Punto di vista
01 Luglio 2011
Non avevo tempo di trattenermi con Ricky e me ne andai di corsa. Proprio prima che mettessi in moto il motorino mi arrivò un sms da Rita: mi comunicava che l’abitazione di Mario Delusse: era in via Jacini.
La notizia era ottima, ci sarei andato immediatamente.
Non ci misi molto ad arrivare e non ebbi alcun problema a trovare la porta giusta a cui bussare.
Il ragazzo che mi venne ad aprire era androgino: le mani curate e nervose ricordavano quelle di una donna. Sembrava imberbe e mi ricordava sotto molti aspetti uno degli apolli che affollavano le ville dell’antica Roma.
Non mi sembrava molto forte: le sue belle braccia sottili da garçonne erano troppo esili per poter incutere qualsiasi tipo di soggezione.
Portava un cache-col amaranto con camicia grigia, gilet e pantalone neri.
Non so se le labbra fossero cosparse di lucidalabbra, ma il loro colorito mi sembrava artificiale. Era dunque quel ganimede il segretario personale dell’assessore.
– Desidera? — mi chiese con affettazione.
– Vorrei parlare con lei, se non le crea disturbo.
– Chi è lei, scusi?
– Sono Laerte Sglen. Sto scrivendo un articolo per la Gazzetta e vorrei il suo punto di vista su questa sciagurata faccenda, visto che era il suo segretario e quindi la persona più indicata per poter parlare del defunto.
Mi parse interdetto. In fin dei conti lo ero andato a disturbare a casa durante il suo giorno libero.

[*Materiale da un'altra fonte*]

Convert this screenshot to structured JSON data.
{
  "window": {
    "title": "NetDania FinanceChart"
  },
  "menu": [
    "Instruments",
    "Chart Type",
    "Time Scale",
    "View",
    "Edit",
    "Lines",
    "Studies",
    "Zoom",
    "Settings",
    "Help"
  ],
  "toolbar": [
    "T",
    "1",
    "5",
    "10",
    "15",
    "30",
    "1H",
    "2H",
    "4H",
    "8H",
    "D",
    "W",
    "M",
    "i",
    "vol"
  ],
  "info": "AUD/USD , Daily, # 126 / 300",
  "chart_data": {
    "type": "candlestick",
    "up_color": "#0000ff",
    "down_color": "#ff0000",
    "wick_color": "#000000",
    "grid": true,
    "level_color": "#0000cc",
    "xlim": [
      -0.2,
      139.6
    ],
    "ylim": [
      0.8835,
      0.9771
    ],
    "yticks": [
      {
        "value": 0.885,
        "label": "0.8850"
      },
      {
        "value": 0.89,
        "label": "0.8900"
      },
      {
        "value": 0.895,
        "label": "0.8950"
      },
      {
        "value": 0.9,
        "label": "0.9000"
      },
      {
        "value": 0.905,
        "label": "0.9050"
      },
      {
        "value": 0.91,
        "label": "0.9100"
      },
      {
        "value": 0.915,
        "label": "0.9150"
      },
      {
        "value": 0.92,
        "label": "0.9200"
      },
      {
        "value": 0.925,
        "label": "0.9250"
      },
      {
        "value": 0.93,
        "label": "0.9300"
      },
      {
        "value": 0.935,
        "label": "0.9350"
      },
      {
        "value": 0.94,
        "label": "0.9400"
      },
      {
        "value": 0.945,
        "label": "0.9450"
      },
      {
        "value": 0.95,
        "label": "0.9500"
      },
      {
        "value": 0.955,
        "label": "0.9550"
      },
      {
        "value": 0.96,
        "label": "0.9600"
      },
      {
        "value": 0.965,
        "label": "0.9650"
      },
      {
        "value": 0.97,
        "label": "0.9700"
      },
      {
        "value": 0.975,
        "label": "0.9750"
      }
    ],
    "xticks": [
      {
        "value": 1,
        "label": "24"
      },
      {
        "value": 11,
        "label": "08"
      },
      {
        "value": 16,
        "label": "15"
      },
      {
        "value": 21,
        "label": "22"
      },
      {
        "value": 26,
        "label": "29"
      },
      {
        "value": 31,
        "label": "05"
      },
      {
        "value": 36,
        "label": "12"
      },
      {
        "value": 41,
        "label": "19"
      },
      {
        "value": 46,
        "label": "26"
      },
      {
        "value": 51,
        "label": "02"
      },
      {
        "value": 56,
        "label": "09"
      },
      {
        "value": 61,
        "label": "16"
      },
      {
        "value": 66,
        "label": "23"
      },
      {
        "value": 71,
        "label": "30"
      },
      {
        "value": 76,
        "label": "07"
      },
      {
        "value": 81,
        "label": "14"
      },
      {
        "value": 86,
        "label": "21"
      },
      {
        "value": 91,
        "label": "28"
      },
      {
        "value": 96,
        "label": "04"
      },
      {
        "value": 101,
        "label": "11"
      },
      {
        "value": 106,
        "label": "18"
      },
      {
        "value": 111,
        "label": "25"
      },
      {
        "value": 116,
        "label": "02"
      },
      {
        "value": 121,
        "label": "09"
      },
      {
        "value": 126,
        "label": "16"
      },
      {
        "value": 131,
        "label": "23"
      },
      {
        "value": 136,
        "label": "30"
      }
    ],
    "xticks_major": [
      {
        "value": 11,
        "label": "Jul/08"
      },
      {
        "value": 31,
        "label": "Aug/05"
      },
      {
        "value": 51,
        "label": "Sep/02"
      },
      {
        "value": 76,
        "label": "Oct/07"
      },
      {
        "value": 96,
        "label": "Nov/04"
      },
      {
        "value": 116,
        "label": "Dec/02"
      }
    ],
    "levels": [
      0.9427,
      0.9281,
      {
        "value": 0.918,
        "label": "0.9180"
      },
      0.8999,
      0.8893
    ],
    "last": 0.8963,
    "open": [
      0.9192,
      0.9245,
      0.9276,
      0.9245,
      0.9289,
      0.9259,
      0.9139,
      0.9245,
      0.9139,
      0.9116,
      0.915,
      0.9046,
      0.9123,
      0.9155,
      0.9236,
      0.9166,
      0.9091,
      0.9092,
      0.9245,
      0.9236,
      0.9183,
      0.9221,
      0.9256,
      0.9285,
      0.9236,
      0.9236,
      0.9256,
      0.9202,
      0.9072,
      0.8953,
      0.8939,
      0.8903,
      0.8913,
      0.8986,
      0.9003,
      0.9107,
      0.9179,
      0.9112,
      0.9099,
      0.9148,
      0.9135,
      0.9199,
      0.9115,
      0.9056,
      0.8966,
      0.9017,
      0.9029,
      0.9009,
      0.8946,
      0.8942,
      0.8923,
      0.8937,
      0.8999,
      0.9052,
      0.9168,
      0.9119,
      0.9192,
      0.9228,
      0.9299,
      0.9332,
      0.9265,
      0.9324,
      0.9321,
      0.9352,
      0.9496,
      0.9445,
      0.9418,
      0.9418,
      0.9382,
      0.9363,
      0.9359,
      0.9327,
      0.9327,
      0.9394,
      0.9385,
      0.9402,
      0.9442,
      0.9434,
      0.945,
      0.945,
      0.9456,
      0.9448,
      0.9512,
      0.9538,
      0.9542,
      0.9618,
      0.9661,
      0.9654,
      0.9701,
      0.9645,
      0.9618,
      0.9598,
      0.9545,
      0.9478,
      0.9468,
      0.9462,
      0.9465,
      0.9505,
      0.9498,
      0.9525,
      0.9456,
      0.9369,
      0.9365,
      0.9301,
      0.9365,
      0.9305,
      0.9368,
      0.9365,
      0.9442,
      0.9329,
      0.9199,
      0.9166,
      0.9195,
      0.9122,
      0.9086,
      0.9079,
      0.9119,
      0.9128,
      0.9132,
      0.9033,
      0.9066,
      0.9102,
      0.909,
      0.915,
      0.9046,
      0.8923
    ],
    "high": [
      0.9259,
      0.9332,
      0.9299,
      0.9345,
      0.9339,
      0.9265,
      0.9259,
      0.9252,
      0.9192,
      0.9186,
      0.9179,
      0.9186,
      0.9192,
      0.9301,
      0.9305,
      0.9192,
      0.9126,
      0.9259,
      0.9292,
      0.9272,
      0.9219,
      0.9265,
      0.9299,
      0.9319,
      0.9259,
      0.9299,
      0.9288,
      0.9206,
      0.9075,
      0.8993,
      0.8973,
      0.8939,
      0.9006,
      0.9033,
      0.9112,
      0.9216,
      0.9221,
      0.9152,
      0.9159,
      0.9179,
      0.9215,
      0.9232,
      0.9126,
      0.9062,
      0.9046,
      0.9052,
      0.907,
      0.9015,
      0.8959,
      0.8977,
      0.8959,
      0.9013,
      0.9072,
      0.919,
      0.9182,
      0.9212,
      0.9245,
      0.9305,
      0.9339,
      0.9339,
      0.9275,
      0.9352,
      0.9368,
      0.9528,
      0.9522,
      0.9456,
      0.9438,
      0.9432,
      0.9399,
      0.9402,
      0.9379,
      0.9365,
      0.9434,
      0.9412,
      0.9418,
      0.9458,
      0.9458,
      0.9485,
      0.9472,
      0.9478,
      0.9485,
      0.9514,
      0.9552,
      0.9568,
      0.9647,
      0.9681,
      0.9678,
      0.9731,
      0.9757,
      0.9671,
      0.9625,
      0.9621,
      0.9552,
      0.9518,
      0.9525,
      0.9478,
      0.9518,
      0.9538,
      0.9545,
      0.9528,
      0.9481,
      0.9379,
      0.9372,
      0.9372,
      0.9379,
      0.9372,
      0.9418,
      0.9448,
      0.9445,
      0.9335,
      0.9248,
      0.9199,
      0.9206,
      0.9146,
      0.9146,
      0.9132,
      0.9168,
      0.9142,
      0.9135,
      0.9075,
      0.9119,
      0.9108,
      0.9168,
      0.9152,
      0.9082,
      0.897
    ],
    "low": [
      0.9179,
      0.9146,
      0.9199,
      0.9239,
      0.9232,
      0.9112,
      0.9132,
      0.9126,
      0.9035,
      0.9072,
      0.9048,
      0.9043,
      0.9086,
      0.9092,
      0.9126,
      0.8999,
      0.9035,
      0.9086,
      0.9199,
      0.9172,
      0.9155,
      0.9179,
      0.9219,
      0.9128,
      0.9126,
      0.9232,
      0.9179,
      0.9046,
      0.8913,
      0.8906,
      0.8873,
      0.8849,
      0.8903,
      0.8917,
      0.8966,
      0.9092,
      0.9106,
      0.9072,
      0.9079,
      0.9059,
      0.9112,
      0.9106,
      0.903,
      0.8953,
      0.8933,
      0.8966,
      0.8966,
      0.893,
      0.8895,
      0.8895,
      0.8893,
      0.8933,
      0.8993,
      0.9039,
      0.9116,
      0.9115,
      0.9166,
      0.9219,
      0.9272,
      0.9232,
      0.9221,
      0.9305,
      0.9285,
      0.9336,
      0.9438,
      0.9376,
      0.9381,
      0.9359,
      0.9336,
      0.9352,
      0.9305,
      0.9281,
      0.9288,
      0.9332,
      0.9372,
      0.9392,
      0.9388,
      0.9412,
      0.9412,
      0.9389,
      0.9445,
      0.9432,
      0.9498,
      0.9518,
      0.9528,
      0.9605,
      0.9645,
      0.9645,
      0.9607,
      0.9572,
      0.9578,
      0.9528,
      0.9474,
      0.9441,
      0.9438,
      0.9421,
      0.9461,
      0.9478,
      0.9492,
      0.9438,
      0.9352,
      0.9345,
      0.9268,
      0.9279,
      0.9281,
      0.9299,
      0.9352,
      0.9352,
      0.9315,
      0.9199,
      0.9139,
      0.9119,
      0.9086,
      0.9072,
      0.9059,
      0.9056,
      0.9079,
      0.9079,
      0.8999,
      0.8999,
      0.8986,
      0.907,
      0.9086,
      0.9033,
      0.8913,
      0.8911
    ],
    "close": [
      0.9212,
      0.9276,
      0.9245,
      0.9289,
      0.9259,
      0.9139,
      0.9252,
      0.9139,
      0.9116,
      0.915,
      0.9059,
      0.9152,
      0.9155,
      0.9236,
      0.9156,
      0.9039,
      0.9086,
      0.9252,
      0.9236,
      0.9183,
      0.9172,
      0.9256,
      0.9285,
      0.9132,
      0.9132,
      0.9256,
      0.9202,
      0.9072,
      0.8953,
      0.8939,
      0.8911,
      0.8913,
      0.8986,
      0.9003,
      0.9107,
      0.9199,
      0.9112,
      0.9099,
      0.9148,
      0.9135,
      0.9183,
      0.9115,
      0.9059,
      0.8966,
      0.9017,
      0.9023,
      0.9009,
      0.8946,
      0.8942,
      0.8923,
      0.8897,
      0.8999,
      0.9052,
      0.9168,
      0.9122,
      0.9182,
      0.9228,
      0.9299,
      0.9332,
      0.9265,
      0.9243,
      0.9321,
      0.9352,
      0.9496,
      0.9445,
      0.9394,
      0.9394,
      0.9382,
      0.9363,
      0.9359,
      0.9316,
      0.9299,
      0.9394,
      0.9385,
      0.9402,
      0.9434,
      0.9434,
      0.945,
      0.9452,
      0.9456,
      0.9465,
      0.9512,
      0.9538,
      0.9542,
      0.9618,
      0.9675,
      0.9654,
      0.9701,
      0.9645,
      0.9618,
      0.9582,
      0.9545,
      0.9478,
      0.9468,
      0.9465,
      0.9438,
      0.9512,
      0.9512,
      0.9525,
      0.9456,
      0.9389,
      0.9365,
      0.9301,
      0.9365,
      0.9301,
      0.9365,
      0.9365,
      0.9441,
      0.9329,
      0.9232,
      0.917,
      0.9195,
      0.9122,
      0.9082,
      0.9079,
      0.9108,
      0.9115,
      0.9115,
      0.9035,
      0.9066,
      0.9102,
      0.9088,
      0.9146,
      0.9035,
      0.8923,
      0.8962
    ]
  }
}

Dovevo essere quantomeno inopportuno. Non mi avrebbe stupito se mi avesse mandato via, ma lacerando tutti i miei pronostici, mi disse in tono affabile:
– La casa è tutta in disordine, preferirei al bar. Vogliamo andare a Tarantini? Si lavora sempre meglio di fronte a una cioccolata calda.
Il breve tragitto lo facemmo a piedi, chiacchierando. Sembrava un ragazzo simpatico. Visto che eravamo quasi coetanei eravamo entrati subito in confidenza e ci eravamo dati del “tu”.
Io ordinai un cappuccino e Delusse una cioccolata calda.
Questo dimostrava che la teoria di Giosuè sul cappuccino era sballata.
– Il tuo principale era una persona stimata e rispettata. Mi sai dire qualche lato inedito del suo carattere?
– Il suo era l’estetismo: amava farsi bello ed era vanitoso. Aveva anche uno specchio nell’ufficio.
– E dei suoi gusti?
– Era un tipo speciale, uno a cui piacevano… esperienze allucinanti.
– Beh, c’erano molte voci su di lui…
– Posso confermare che quella sulla sua omosessualità non fosse una voce. Era completamente e perdutamente innamorato di un attorucolo.
– Quindi confermi le voci?
– Sì.
Aveva ragione la signora Calcagni: chi lo conosceva non aveva esitato a dire com’era. Lei aveva solo detto che aveva un’amante, probabilmente nemmeno sapeva che era omosessuale.
– Per caso aveva lasciato qualcosa prima di uccidersi?
– No. Lo sciagurato assessore — una in interessante variabile di “povero”, ma non aveva detto né “povero” né “disgraziato” — amava moltissimo sua moglie, e anche se non ci andava d’accordo sessualmente, era la sua migliore amica. C’era un rapporto speciale fra loro.
– Eri in ufficio quel giorno?
– Sì, l’ho sentito quando ha gridato “Giuliana”.
– Mi sapresti descrivere il grido?
– Ricordo che mi sembrava una specie di gemito soffocato. Una escalation di suono: prima un suono indefinibile, poi “lian” e poi un gorgoglio sommesso.
Praticamente le stesse cose che mia aveva detto Rossana.
Fino alle sette di sera il segretario mi trattenne con le cravatte preferite dall’assessore, con la stoffa che prediligeva e altre melensaggini.
Fra le altre cose avevo saputo che erano stati episodicamente compagni di letto.
A casa ci arrivai alle sette e tre quarti per via di alcune commissioni.
Fra una cosa e l’altra, avevo quasi dimenticato che quella sera alle nove sarei dovuto andare a casa della Calcagni per conoscerne il compagno.
Non sarei potuto andare a mani vuote: sarebbe stato scortese.